Files
git.stella-ops.org/docs/runbooks/vuln-ops.md
2025-12-07 00:09:24 +00:00

41 lines
2.8 KiB
Markdown

# Vuln / Findings Ops Runbook (dev-mock ready)
Status: DRAFT (2025-12-06 UTC). Safe for dev/mock exercises; production steps need final digests and schema from DEPLOY-VULN-29-001.
## Scope
- Findings Ledger + projector + Vuln Explorer API deployment/rollback, plus common incident drills (lag, storms, export failures).
## Pre-flight (dev vs. prod)
1) Release manifest guard
- Dev/mock: `python ops/devops/release/check_release_manifest.py deploy/releases/2025.09-mock-dev.yaml --downloads deploy/downloads/manifest.json`
- Prod: rerun against `deploy/releases/2025.09-stable.yaml` once ledger/api digests land.
2) Render plan
- Helm (mock overlay): `helm template vuln-mock ./deploy/helm/stellaops -f deploy/helm/stellaops/values-mock.yaml --debug --validate > /tmp/vuln-mock.yaml`
- Compose (dev with overlay): `USE_MOCK=1 deploy/compose/scripts/quickstart.sh env/dev.env.example && docker compose --env-file env/dev.env.example -f docker-compose.dev.yaml -f docker-compose.mock.yaml config > /tmp/vuln-compose.yaml`
3) Backups (prod only)
- Postgres dump for Findings Ledger DB; Mongo dump if projector uses Mongo cache; copy object-store buckets tied to projector anchors.
## Deploy (mock path)
- Helm apply (dev): `helm upgrade --install stellaops ./deploy/helm/stellaops -f deploy/helm/stellaops/values-mock.yaml --atomic --timeout 10m`.

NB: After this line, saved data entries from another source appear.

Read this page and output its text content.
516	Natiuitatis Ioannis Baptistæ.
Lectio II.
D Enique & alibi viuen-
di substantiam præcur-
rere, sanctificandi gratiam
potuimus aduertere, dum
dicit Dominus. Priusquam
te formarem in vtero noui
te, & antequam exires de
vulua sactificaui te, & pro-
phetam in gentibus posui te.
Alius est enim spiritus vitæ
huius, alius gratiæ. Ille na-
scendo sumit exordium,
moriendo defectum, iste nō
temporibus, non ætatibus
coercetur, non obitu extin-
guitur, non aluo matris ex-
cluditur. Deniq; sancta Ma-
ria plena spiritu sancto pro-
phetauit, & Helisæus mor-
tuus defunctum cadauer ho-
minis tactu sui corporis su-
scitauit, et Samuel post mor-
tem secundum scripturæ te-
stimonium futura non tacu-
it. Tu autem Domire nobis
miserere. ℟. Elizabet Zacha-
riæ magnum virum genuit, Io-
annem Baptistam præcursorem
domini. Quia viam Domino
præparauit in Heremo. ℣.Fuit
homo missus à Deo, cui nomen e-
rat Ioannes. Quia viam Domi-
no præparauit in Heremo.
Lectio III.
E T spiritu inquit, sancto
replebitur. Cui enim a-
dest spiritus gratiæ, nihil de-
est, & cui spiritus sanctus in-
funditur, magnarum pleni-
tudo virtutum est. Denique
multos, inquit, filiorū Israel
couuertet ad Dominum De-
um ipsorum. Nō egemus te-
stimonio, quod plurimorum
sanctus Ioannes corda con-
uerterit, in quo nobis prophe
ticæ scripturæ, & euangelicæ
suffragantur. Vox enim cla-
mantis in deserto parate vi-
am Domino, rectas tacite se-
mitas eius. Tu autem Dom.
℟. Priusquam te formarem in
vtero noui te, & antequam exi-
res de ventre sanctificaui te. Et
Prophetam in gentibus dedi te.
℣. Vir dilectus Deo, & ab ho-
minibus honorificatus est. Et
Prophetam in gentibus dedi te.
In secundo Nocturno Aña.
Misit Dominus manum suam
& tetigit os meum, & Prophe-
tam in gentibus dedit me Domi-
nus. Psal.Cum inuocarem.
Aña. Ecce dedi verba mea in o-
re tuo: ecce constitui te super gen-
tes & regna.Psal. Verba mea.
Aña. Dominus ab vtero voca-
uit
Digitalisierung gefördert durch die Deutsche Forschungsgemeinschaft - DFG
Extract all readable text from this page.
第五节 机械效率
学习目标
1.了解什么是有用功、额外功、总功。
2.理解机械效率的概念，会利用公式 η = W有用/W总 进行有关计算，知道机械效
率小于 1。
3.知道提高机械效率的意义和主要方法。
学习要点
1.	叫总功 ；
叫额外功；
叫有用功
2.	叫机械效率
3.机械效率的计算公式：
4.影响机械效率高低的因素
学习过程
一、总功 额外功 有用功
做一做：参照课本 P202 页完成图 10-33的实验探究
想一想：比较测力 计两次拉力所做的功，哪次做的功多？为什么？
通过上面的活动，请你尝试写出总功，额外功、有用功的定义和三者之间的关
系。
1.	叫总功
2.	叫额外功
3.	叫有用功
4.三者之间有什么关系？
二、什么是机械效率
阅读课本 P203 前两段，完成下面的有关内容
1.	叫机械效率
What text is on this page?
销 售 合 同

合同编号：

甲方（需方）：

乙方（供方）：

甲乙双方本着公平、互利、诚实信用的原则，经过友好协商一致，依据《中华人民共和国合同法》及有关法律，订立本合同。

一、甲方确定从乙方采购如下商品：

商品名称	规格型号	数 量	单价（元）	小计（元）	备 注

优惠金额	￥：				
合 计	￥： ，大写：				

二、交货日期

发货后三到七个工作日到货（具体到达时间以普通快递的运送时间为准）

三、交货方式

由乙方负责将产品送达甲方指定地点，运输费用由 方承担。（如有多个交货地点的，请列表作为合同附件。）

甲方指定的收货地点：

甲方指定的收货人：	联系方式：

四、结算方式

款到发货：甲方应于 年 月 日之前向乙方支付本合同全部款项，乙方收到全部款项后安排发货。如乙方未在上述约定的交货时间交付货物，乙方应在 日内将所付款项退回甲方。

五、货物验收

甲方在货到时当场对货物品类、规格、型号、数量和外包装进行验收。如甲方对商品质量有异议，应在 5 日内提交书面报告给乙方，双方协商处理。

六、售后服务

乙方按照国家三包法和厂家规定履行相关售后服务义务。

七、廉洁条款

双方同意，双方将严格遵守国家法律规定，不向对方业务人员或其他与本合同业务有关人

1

- Compose: quickstart already starts ledger + vuln API with mock pins; validate health at `https://localhost:8443/swagger` (dev certs).
## Incident drills
- Projector lag: scale projector worker up (`kubectl scale deploy/findings-ledger -n stellaops --replicas=2`) then back down; monitor queue length (metric hook pending).
- Resolver storms: temporarily set `ASPNETCORE_THREADPOOL_MINTHREADS` higher or scale API horizontally; in compose, use `docker compose restart vuln-explorer-api` after bumping `VULNEXPLORER__MAX_CONCURRENCY` env once schema lands.
- Export failures: re-run export job after verifying hashes in `deploy/releases/*`; mock path skips signing but still exercises checksum validation via `ops/devops/release/check_release_manifest.py`.
## Rollback
- Helm: `helm rollback stellaops 1` to previous revision.
- Compose: `docker compose --env-file env/dev.env.example -f docker-compose.dev.yaml -f docker-compose.mock.yaml down`.
## Evidence capture
- Keep `/tmp/vuln-mock.yaml`, `/tmp/vuln-compose.yaml`, and the release manifest used.
- `kubectl logs deployment/findings-ledger -n stellaops --since=30m > /tmp/ledger-logs.txt`
- DB snapshot checksums if taken; bundle into `vuln-evidence-$(date -u +%Y%m%dT%H%M%SZ).tar.gz`.
## Open TODOs
- Replace mock digests with production pins; add concrete env knobs for projector and API when schemas publish.
- Hook Prometheus counters for projector lag and resolver storm dashboards once metrics are exported.
_Last updated: 2025-12-06 (UTC)_